If you and your partner earn below $100,000 and if you're buying a first home costing below $400,000 in Auckland and certain other high-priced cities, or $300,000 elsewhere, the Government will give you another $1000 for every year you've been contributing to KiwiSaver up to $5000. If you and your partner have been contributing to KiwiSaver for five years, that's $10,000 between you.
How do I join?
Employees aged 18 to 64: Ask your employer for an Inland Revenue KiwiSaver information pack (KS3).
Self-employed, employers, everyone outside the paid workforce or under 18: Contact any KiwiSaver provider directly or seek advice from your bank or other financial adviser.

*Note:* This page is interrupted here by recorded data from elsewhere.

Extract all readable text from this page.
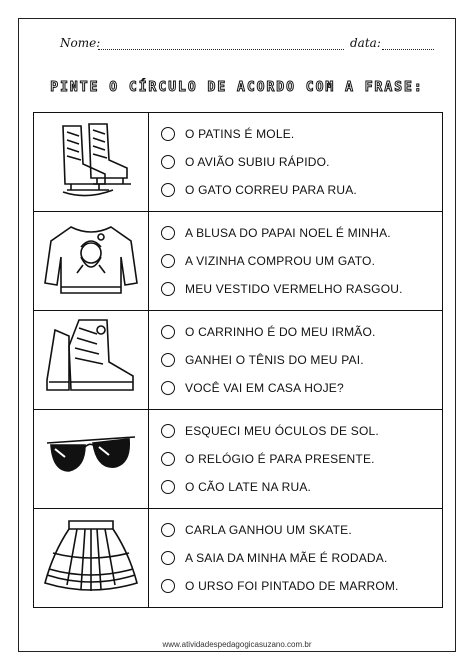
Nome:	data:
PINTE O CÍRCULO DE ACORDO COM A FRASE:

O PATINS É MOLE.
O AVIÃO SUBIU RÁPIDO.
O GATO CORREU PARA RUA.

A BLUSA DO PAPAI NOEL É MINHA.
A VIZINHA COMPROU UM GATO.
MEU VESTIDO VERMELHO RASGOU.

O CARRINHO É DO MEU IRMÃO.
GANHEI O TÊNIS DO MEU PAI.
VOCÊ VAI EM CASA HOJE?

ESQUECI MEU ÓCULOS DE SOL.
O RELÓGIO É PARA PRESENTE.
O CÃO LATE NA RUA.

CARLA GANHOU UM SKATE.
A SAIA DA MINHA MÃE É RODADA.
O URSO FOI PINTADO DE MARROM.
www.atividadespedagogicasuzano.com.br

Order a KiwiSaver application form (KS2) from 0800 KIWISAVER or download it from www.ird.govt.nz/kiwisaver/
Aged 65 or over: Cannot join.
How do I choose a provider?
Study the prospectuses available via the KiwiSaver website: www.kiwisaver.govt.nz/about-this-site/ks-scheme-providers.html
The projected returns have been calculated by providers who may have used slightly different methods, so it may not be safe to compare different providers directly.
However, what the table does show is the big differences in the money you accumulate over decades depending on whether you choose a conservative, balanced or growth fund within any provider's menu.
The table cannot help with the most important factors to consider in choosing a scheme provider - their past records and whether your money will be safe with them until you retire. You may want to seek advice before choosing.
In the meantime, you can enrol in a default scheme which the Government has certified as safe.
What must employers do?
* Enrol all new employees starting work from tomorrow in KiwiSaver unless you have a company super scheme which has been granted an exemption. New employees will be able to opt out if they choose within eight weeks.
* Provide an information pack to any other employee who requests it.
* Notify Inland Revenue in a form setting out details of your employees who join KiwiSaver.
* Deduct KiwiSaver payments from employees' wages and send them to Inland Revenue.